Boy, and has he been excellently perfect – at least as close to excellently perfect with regards to baseball statistics. Rodriguez has assembled some of the most prolific offensive seasons in the history of the game combining for career totals of 1,605 runs scored, 2,404 hits, 1,606 RBIs, and 553 homeruns. He is the only player to hit 150 homeruns for three different teams – the Mariners, Rangers, and Yankees – and he is the youngest player to reach the elite 500-career homerun plateau.

Yet, the interesting thing about this age of artificial enhancement is that everyone wants to make it appear like they achieved their goals without aid. That’s why Rodriguez never admitted to steroid use until being caught, why banks kept mum on their foreseeable predicament, why celebrities and everyday people keep their cosmetic alterations a secret and why students don’t reveal to their parents the black market origin of their new study guides. Individuals, it seems, want to say they did it through struggle, hard work, and merit even though they took the short cut; we want to have our cake and eat it too. It’s the American paradox of the 21st century. But, the only people we are fooling is ourselves. Because as soon as people realize you took the easy way you are discredited, trivialized, and asterisked. Just ask A-Rod.

Alex Rodriguez, though statistically in the same rank of baseball legends Babe Ruth, Lou Gehrig, Mickey Mantle, and Roger Maris, will never be idolized and revered with the same romanticism.
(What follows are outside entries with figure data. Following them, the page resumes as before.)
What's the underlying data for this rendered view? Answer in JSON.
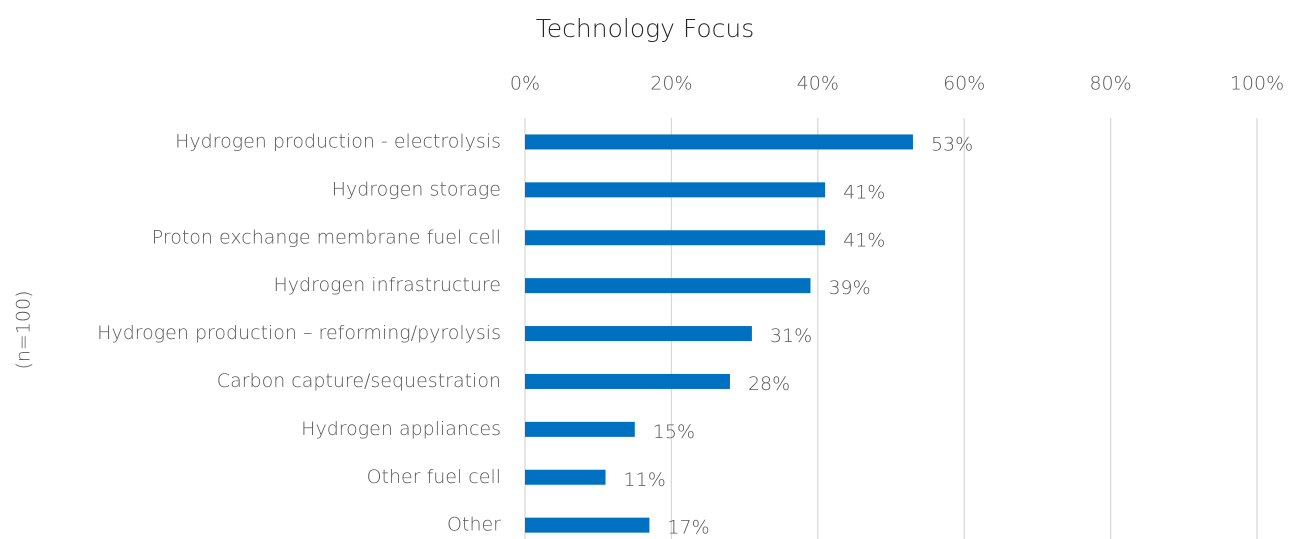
{
  "chart_data": {
    "type": "bar",
    "orientation": "horizontal",
    "title": "Technology Focus",
    "ylabel": "(n=100)",
    "categories": [
      "Hydrogen production - electrolysis",
      "Hydrogen storage",
      "Proton exchange membrane fuel cell",
      "Hydrogen infrastructure",
      "Hydrogen production – reforming/pyrolysis",
      "Carbon capture/sequestration",
      "Hydrogen appliances",
      "Other fuel cell",
      "Other"
    ],
    "values": [
      53,
      41,
      41,
      39,
      31,
      28,
      15,
      11,
      17
    ],
    "value_labels": [
      "53%",
      "41%",
      "41%",
      "39%",
      "31%",
      "28%",
      "15%",
      "11%",
      "17%"
    ],
    "color": "#0070c0",
    "xlim": [
      0,
      100
    ],
    "xticks": [
      {
        "value": 0,
        "label": "0%"
      },
      {
        "value": 20,
        "label": "20%"
      },
      {
        "value": 40,
        "label": "40%"
      },
      {
        "value": 60,
        "label": "60%"
      },
      {
        "value": 80,
        "label": "80%"
      },
      {
        "value": 100,
        "label": "100%"
      }
    ],
    "grid": true
  }
}
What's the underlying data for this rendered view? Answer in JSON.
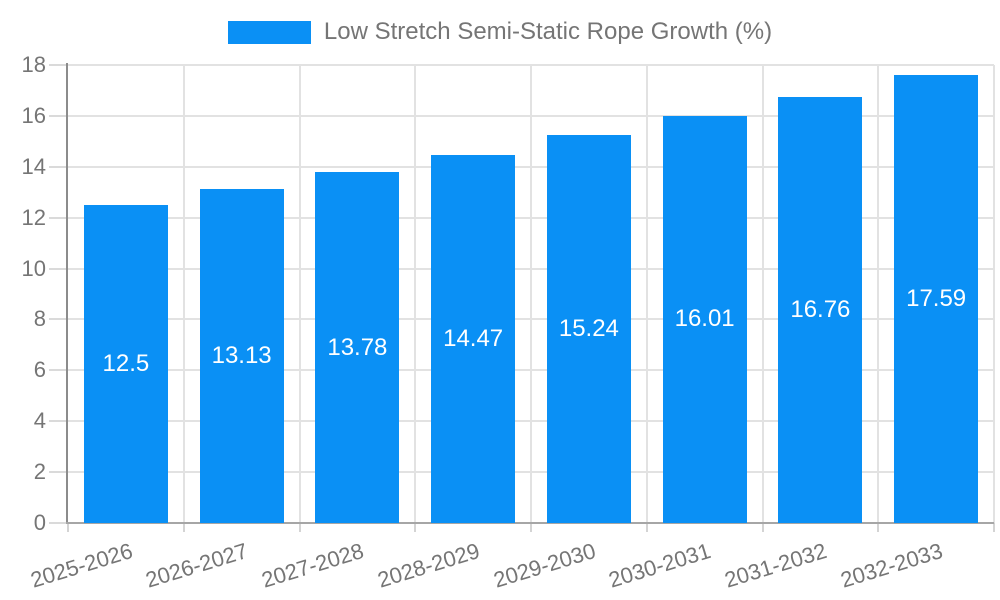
{
  "legend": {
    "label": "Low Stretch Semi-Static Rope Growth (%)"
  },
  "chart_data": {
    "type": "bar",
    "title": "Low Stretch Semi-Static Rope Growth (%)",
    "categories": [
      "2025-2026",
      "2026-2027",
      "2027-2028",
      "2028-2029",
      "2029-2030",
      "2030-2031",
      "2031-2032",
      "2032-2033"
    ],
    "values": [
      12.5,
      13.13,
      13.78,
      14.47,
      15.24,
      16.01,
      16.76,
      17.59
    ],
    "xlabel": "",
    "ylabel": "",
    "ylim": [
      0,
      18
    ],
    "yticks": [
      0,
      2,
      4,
      6,
      8,
      10,
      12,
      14,
      16,
      18
    ],
    "grid": true,
    "legend_position": "top-center",
    "value_labels": "inside-center",
    "colors": {
      "bar": "#0a90f5",
      "value_label": "#ffffff",
      "axis_text": "#757575",
      "gridline": "#e2e2e2",
      "y_axis_line": "#8c8c8c",
      "x_axis_line": "#a6a6a6"
    }
  }
}
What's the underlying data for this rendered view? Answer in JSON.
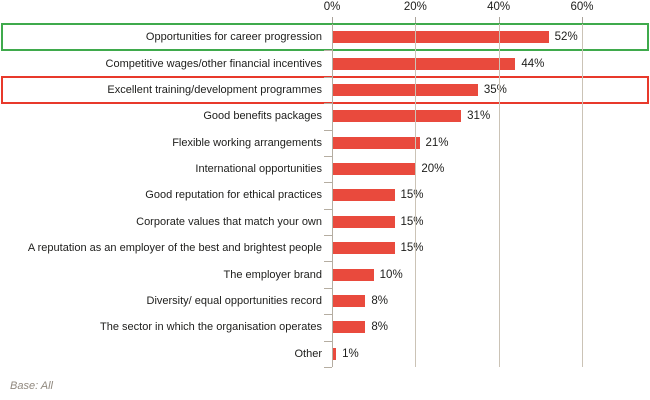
{
  "chart_data": {
    "type": "bar",
    "orientation": "horizontal",
    "title": "",
    "xlabel": "",
    "ylabel": "",
    "categories": [
      "Opportunities for career progression",
      "Competitive wages/other financial incentives",
      "Excellent training/development programmes",
      "Good benefits packages",
      "Flexible working arrangements",
      "International opportunities",
      "Good reputation for ethical practices",
      "Corporate values that match your own",
      "A reputation as an employer of the best and brightest people",
      "The employer brand",
      "Diversity/ equal opportunities record",
      "The sector in which the organisation operates",
      "Other"
    ],
    "values": [
      52,
      44,
      35,
      31,
      21,
      20,
      15,
      15,
      15,
      10,
      8,
      8,
      1
    ],
    "value_labels": [
      "52%",
      "44%",
      "35%",
      "31%",
      "21%",
      "20%",
      "15%",
      "15%",
      "15%",
      "10%",
      "8%",
      "8%",
      "1%"
    ],
    "x_axis": {
      "tick_labels": [
        "0%",
        "20%",
        "40%",
        "60%"
      ],
      "tick_values": [
        0,
        20,
        40,
        60
      ],
      "range": [
        0,
        76
      ]
    },
    "grid": true,
    "legend": false,
    "bar_color": "#e94a3d",
    "highlights": [
      {
        "index": 0,
        "color": "#3faa4c",
        "meaning": "green-box"
      },
      {
        "index": 2,
        "color": "#e8392b",
        "meaning": "red-box"
      }
    ],
    "note": "Base: All"
  }
}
The Babe did it on hot dogs and beer; now A-Rod did it on a clandestine mixture of Primobolan and who knows what other mad-scientist concoctions.

If Alex Rodriguez couldn’t resist the pressures of society to exceed his natural potential at any means necessary, then what’s in the cards for the child of working class parents, who try as he might, still struggles in math class, never receives Valentines, and is always picked last on the playing field?